Inflation moved marginally higher in Uganda but fell slightly in Kenya on the back of lower food prices and base effects. Egypt’s trade deficit continues to narrow given the higher price of gas exports, while remittances remain strong.
Asia appears to be relatively well insulated overall from the war in Ukraine, but higher oil prices will weigh on current accounts across the region, given most are net oil importers. The tourism outlook for Thailand turned particularly positive over February.
Upside inflation surprises continued into February. In Peru, political turmoil resulted in a cabinet shake-up, including the appointment of a new minister of finance who is a technocrat with previous experience. Argentina reached an agreement with the IMF (yet to be approved by Congress).

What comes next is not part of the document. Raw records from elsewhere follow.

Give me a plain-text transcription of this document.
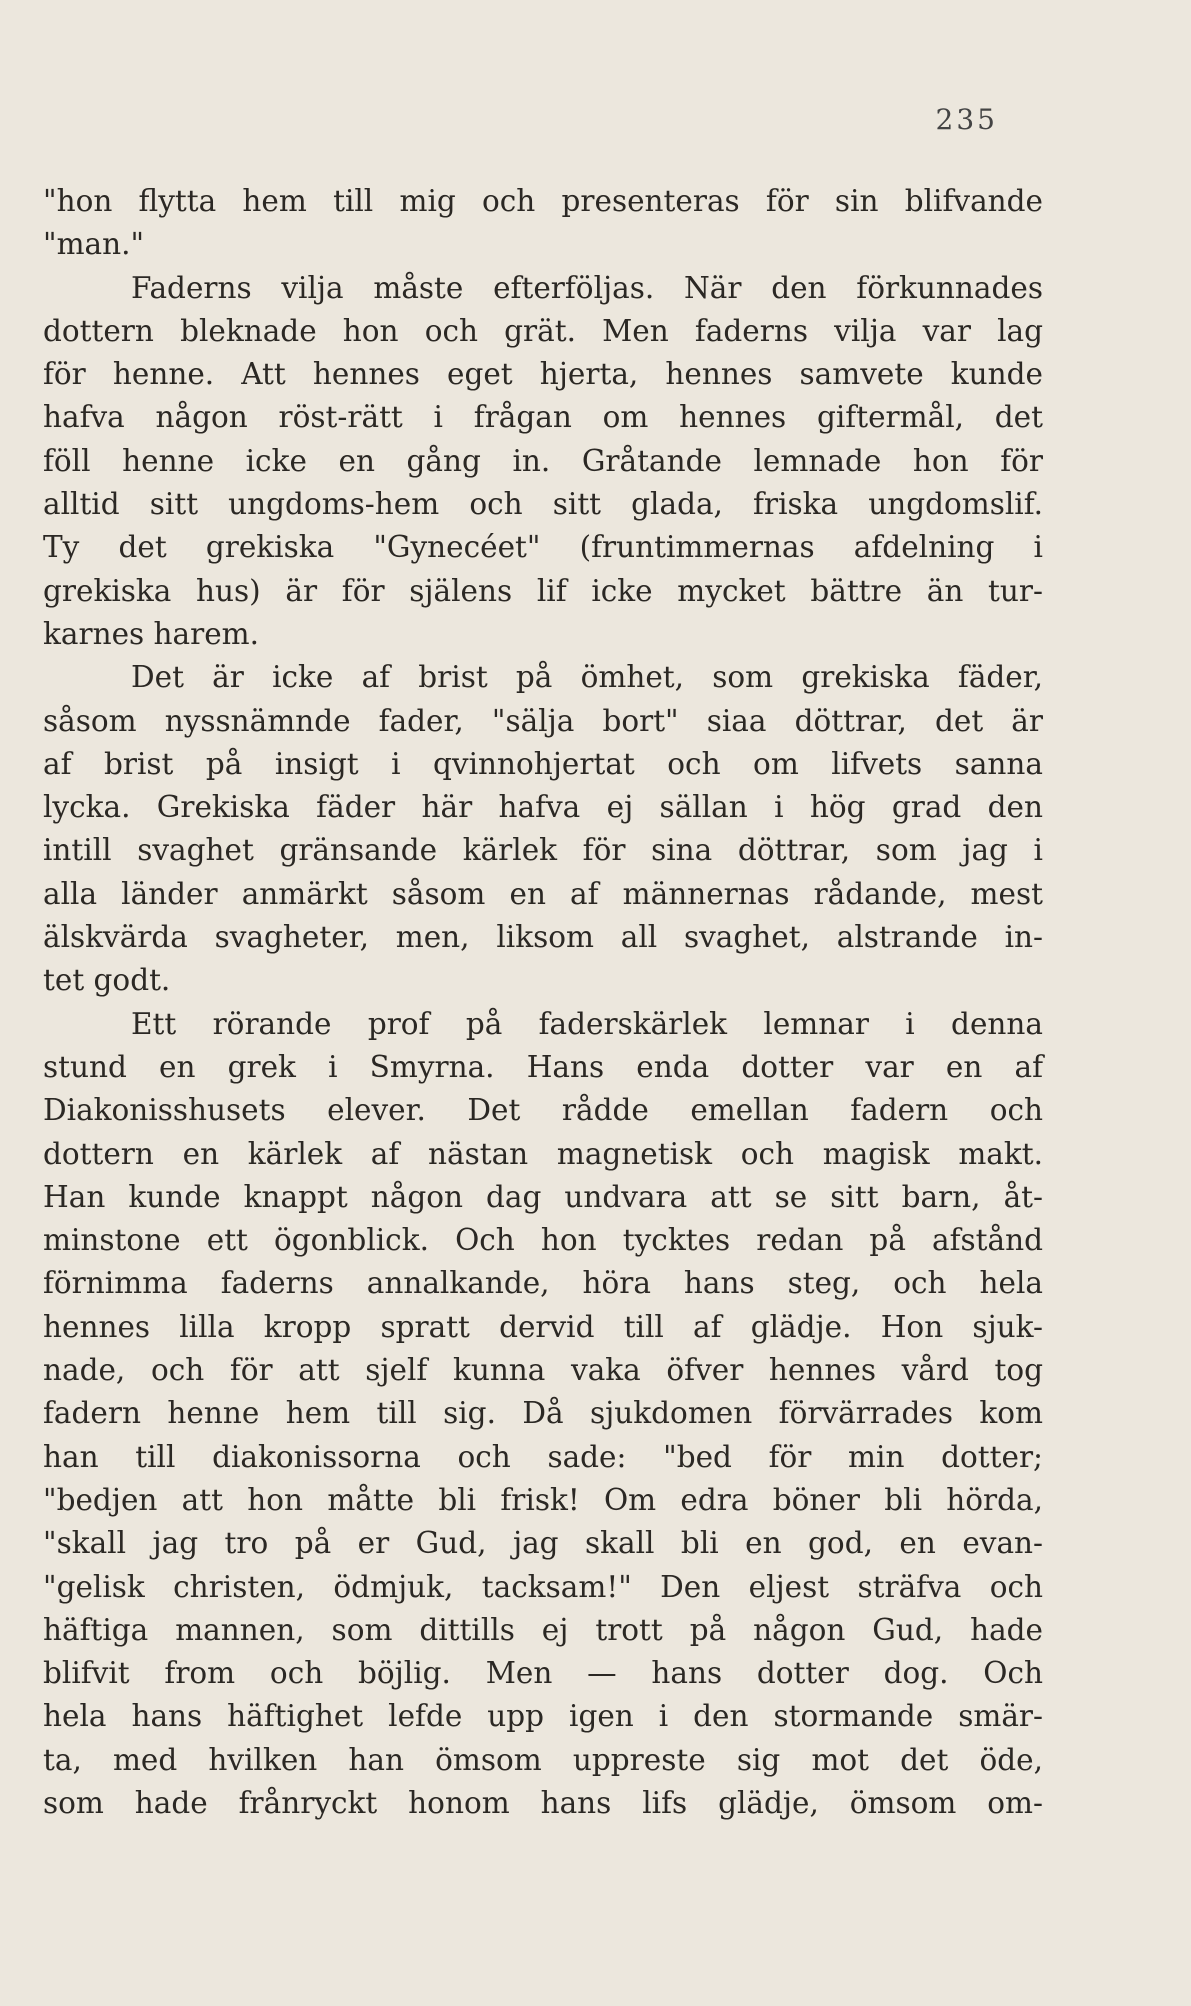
235
"hon flytta hem till mig och presenteras för sin blifvande
"man."
Faderns vilja måste efterföljas. När den förkunnades
dottern bleknade hon och grät. Men faderns vilja var lag
för henne. Att hennes eget hjerta, hennes samvete kunde
hafva någon röst-rätt i frågan om hennes giftermål, det
föll henne icke en gång in. Gråtande lemnade hon för
alltid sitt ungdoms-hem och sitt glada, friska ungdomslif.
Ty det grekiska "Gynecéet" (fruntimmernas afdelning i
grekiska hus) är för själens lif icke mycket bättre än tur-
karnes harem.
Det är icke af brist på ömhet, som grekiska fäder,
såsom nyssnämnde fader, "sälja bort" siaa döttrar, det är
af brist på insigt i qvinnohjertat och om lifvets sanna
lycka. Grekiska fäder här hafva ej sällan i hög grad den
intill svaghet gränsande kärlek för sina döttrar, som jag i
alla länder anmärkt såsom en af männernas rådande, mest
älskvärda svagheter, men, liksom all svaghet, alstrande in-
tet godt.
Ett rörande prof på faderskärlek lemnar i denna
stund en grek i Smyrna. Hans enda dotter var en af
Diakonisshusets elever. Det rådde emellan fadern och
dottern en kärlek af nästan magnetisk och magisk makt.
Han kunde knappt någon dag undvara att se sitt barn, åt-
minstone ett ögonblick. Och hon tycktes redan på afstånd
förnimma faderns annalkande, höra hans steg, och hela
hennes lilla kropp spratt dervid till af glädje. Hon sjuk-
nade, och för att sjelf kunna vaka öfver hennes vård tog
fadern henne hem till sig. Då sjukdomen förvärrades kom
han till diakonissorna och sade: "bed för min dotter;
"bedjen att hon måtte bli frisk! Om edra böner bli hörda,
"skall jag tro på er Gud, jag skall bli en god, en evan-
"gelisk christen, ödmjuk, tacksam!" Den eljest sträfva och
häftiga mannen, som dittills ej trott på någon Gud, hade
blifvit from och böjlig. Men — hans dotter dog. Och
hela hans häftighet lefde upp igen i den stormande smär-
ta, med hvilken han ömsom uppreste sig mot det öde,
som hade frånryckt honom hans lifs glädje, ömsom om-
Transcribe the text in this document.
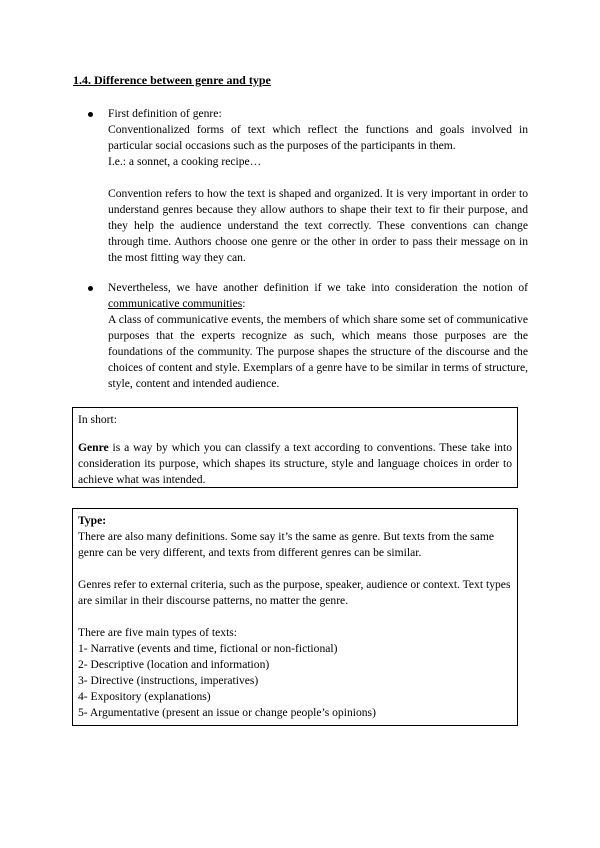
1.4. Difference between genre and type

First definition of genre:

Conventionalized forms of text which reflect the functions and goals involved in particular social occasions such as the purposes of the participants in them.

I.e.: a sonnet, a cooking recipe…

Convention refers to how the text is shaped and organized. It is very important in order to understand genres because they allow authors to shape their text to fir their purpose, and they help the audience understand the text correctly. These conventions can change through time. Authors choose one genre or the other in order to pass their message on in the most fitting way they can.

Nevertheless, we have another definition if we take into consideration the notion of communicative communities:

A class of communicative events, the members of which share some set of communicative purposes that the experts recognize as such, which means those purposes are the foundations of the community. The purpose shapes the structure of the discourse and the choices of content and style. Exemplars of a genre have to be similar in terms of structure, style, content and intended audience.

In short:

Genre is a way by which you can classify a text according to conventions. These take into consideration its purpose, which shapes its structure, style and language choices in order to achieve what was intended.

Type:

There are also many definitions. Some say it’s the same as genre. But texts from the same genre can be very different, and texts from different genres can be similar.

Genres refer to external criteria, such as the purpose, speaker, audience or context. Text types are similar in their discourse patterns, no matter the genre.

There are five main types of texts:

1- Narrative (events and time, fictional or non-fictional)

2- Descriptive (location and information)

3- Directive (instructions, imperatives)

4- Expository (explanations)

5- Argumentative (present an issue or change people’s opinions)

Central and Eastern Europe
News of Russia’s invasion of Ukraine weighed on currencies in the region, putting additional pressure on central banks to increase interest rates as they tackle inflation. Inflation rose above expectations in Hungary; the central bank again increased rates by 50bps, but strengthened its hawkish rhetoric.
Rest of Europe, Middle East and Africa (EMEA)
Russian and Ukrainian assets came under severe pressure. Elsewhere, inflation continued to rise in Turkey, with the average figure expected to be 49% this year, while in South Africa, despite the rise in the oil price, the terms of trade improved over February.
EM corporate debt highlights
The backdrop of rising rates and the subsequent abrupt risk-off shift resulted in the JP Morgan CEMBI falling 4.8%, with investment-grade (IG) debt down 4.5% and the high-yield market down 5.3%. Russian and Ukrainian assets drove these market moves.